Ante la ley hay un guardián. Un campesino
se presenta frente a este guardián, y solicita que le permita entrar en la Ley.
Pero el guardián contesta que por ahora no puede dejarlo entrar. El hombre
reflexiona y pregunta si más tarde lo dejarán entrar.
-Tal vez -dice el centinela- pero no por
ahora.
La puerta que da a la Ley está abierta,
como de costumbre; cuando el guardián se hace a un lado, el hombre se inclina
para espiar. El guardián lo ve, se sonríe y le dice:
-Si tu deseo es tan grande haz la prueba
de entrar a pesar de mi prohibición. Pero recuerda que soy poderoso. Y sólo soy
el último de los guardianes. Entre salón y salón también hay guardianes, cada
uno más poderoso que el otro. Ya el tercer guardián es tan terrible que no
puedo mirarlo siquiera.
El campesino no había previsto estas
dificultades; la Ley debería ser siempre accesible para todos, piensa, pero al
fijarse en el guardián, con su abrigo de pieles, su nariz grande y aguileña, su
barba negra de tártaro, rala y negra, decide que le conviene más esperar.
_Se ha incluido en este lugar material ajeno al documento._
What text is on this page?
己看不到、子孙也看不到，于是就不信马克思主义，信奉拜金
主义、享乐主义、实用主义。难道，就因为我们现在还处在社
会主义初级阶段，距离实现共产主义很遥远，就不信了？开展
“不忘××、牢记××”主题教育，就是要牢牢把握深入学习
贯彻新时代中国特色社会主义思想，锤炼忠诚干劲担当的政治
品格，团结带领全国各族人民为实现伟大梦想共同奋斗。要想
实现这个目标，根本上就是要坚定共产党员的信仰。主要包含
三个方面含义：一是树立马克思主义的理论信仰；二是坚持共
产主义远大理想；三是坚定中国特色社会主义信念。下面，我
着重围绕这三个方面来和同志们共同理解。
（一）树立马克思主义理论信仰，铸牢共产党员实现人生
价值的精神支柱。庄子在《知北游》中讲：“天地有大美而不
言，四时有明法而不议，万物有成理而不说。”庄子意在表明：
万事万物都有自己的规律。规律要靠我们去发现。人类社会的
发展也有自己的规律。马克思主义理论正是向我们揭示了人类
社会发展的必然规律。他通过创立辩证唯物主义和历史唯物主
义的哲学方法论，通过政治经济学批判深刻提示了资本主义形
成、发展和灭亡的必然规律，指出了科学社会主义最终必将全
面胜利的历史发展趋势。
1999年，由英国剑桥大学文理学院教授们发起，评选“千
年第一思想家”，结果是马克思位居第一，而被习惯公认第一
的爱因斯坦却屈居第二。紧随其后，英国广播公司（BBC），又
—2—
El
guardián le da un escabel y le permite sentarse a un costado de la puerta.
Allí espera días y años. Intenta infinitas veces
entrar y fatiga al guardián con sus súplicas. Con frecuencia el guardián
conversa brevemente con él, le hace preguntas sobre su país y sobre muchas
otras cosas; pero son preguntas indiferentes, como las de los grandes señores,
y, finalmente siempre le repite que no puede dejarlo entrar.
El hombre, que se ha provisto de muchas
cosas para el viaje, sacrifica todo, por valioso que sea, para sobornar al
guardián. Este acepta todo, en efecto, pero le dice:
-Lo acepto para que no creas que has
omitido ningún esfuerzo.
Durante esos largos años, el hombre
observa casi continuamente al guardián: se olvida de los otros y le parece que
éste es el único obstáculo que lo separa de la Ley. Maldice su mala suerte,
durante los primeros años audazmente y en voz alta; más tarde, a medida que
envejece, sólo murmura para sí. Retorna a la infancia, y como en su cuidadosa y
larga contemplación del guardián ha llegado a conocer hasta las pulgas de su
cuello de piel, también suplica a las pulgas que lo ayuden y convenzan al
guardián. Finalmente, su vista se debilita, y ya no sabe si realmente hay menos
luz, o si sólo lo engañan sus ojos. Pero en medio de la oscuridad distingue un
resplandor, que surge inextinguible de la puerta de la Ley. Ya le queda poco
tiempo de vida. Antes de morir, todas las experiencias de esos largos años se
confunden en su mente en una sola pregunta, que hasta ahora no ha formulado.
Hace señas al guardián para que se acerque, ya que el rigor de la muerte
comienza a endurecer su cuerpo. El guardián se ve obligado a agacharse mucho
para hablar con él, porque la disparidad de estaturas entre ambos ha aumentado
bastante con el tiempo, para desmedro del campesino.
-Todos se esfuerzan por llegar a la Ley
-dice el hombre-; ¿cómo es posible entonces que durante tantos años nadie más
que yo pretendiera entrar?
El guardián comprende que el hombre está
por morir, y para que sus desfallecientes sentidos perciban sus palabras, le
dice junto al oído con voz atronadora:
-Nadie podía pretenderlo porque esta
entrada era solamente para ti. Ahora voy a cerrarla.